Maglor sits between my knees looking distant and dishevelled. From time to time, I stroke his hair. There is nothing else we can do.

“I should have written to say thank you,” says Maglor. Then he gets up and leaves. Off to lament by the waters, the silly soft fool. I am left alone, preferring to contemplate than to mourn.

“I believed I could use reason to free humanity from ignorance and fear. I did not know what to do when reason failed.”

These rather ponderous words were found on a take out coffee napkin in the house of one Dr Stephenson, the same time his hröa was found suspended by the neck from a brass curtain rail. It is believed his fëa departed sometime earlier that day. It may be a quote. Mortals often defer to higher authorities during events of great importance; they lack confidence in the validity of their own experience and wish for a greater wisdom to explain it away. Having paid his last respects to reason, he made his way beyond the circles of this world.

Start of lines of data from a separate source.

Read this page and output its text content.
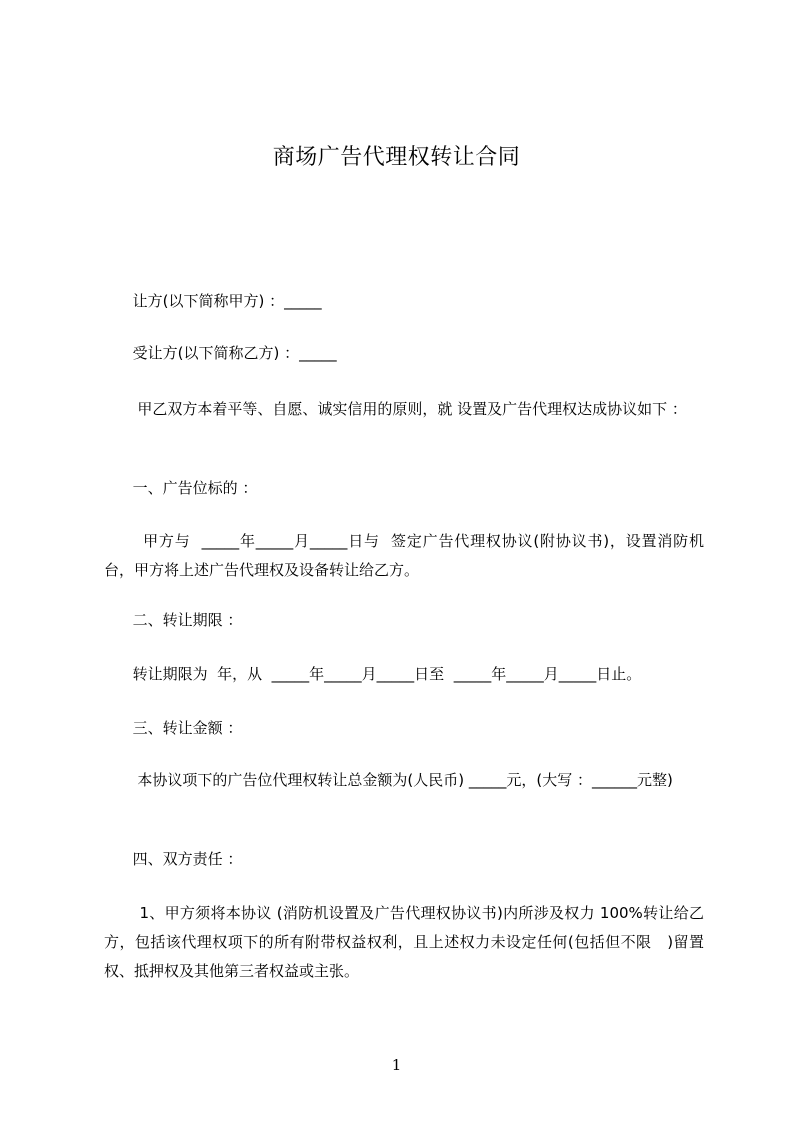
商场广告代理权转让合同
让方(以下简称甲方) ：_____
受让方(以下简称乙方) ：_____
甲乙双方本着平等、自愿、诚实信用的原则，就 设置及广告代理权达成协议如下 ：
一、广告位标的 ：
甲方与  _____年_____月_____日与  签定广告代理权协议(附协议书)，设置消防机  台，甲方将上述广告代理权及设备转让给乙方。
二、转让期限 ：
转让期限为  年，从  _____年_____月_____日至  _____年_____月_____日止。
三、转让金额 ：
本协议项下的广告位代理权转让总金额为(人民币) _____元，(大写 ：______元整)
四、双方责任 ：
1、甲方须将本协议 (消防机设置及广告代理权协议书)内所涉及权力 100%转让给乙方，包括该代理权项下的所有附带权益权利，且上述权力未设定任何(包括但不限   )留置权、抵押权及其他第三者权益或主张。
1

He had not managed to convince himself we were unusually talented Siberians, then. He lacked the gift for holding two conflicting ideas simultaneously that is the bedrock of mortal sanity. He had dedicated himself to seeking truth, and that is always a risky fetish. Truth comes in all sorts of unpalatable shapes and sizes.

It is a dangerous thing to get too close to the Quendi, because we exist outside the rules and rationale of mortal belief systems. They pass over us without touching. You desire us for our freedom, for that is the source of our power, yet all we are truly free from is humanity itself. To wish to know such freedom is deadly; it means turning your back on the hidden pathways that hold your life together. That is why so many people have lost their minds in a hectic search for us. We are beautiful because we are free, but to look on such freedom will only make your own chains the more unbearable.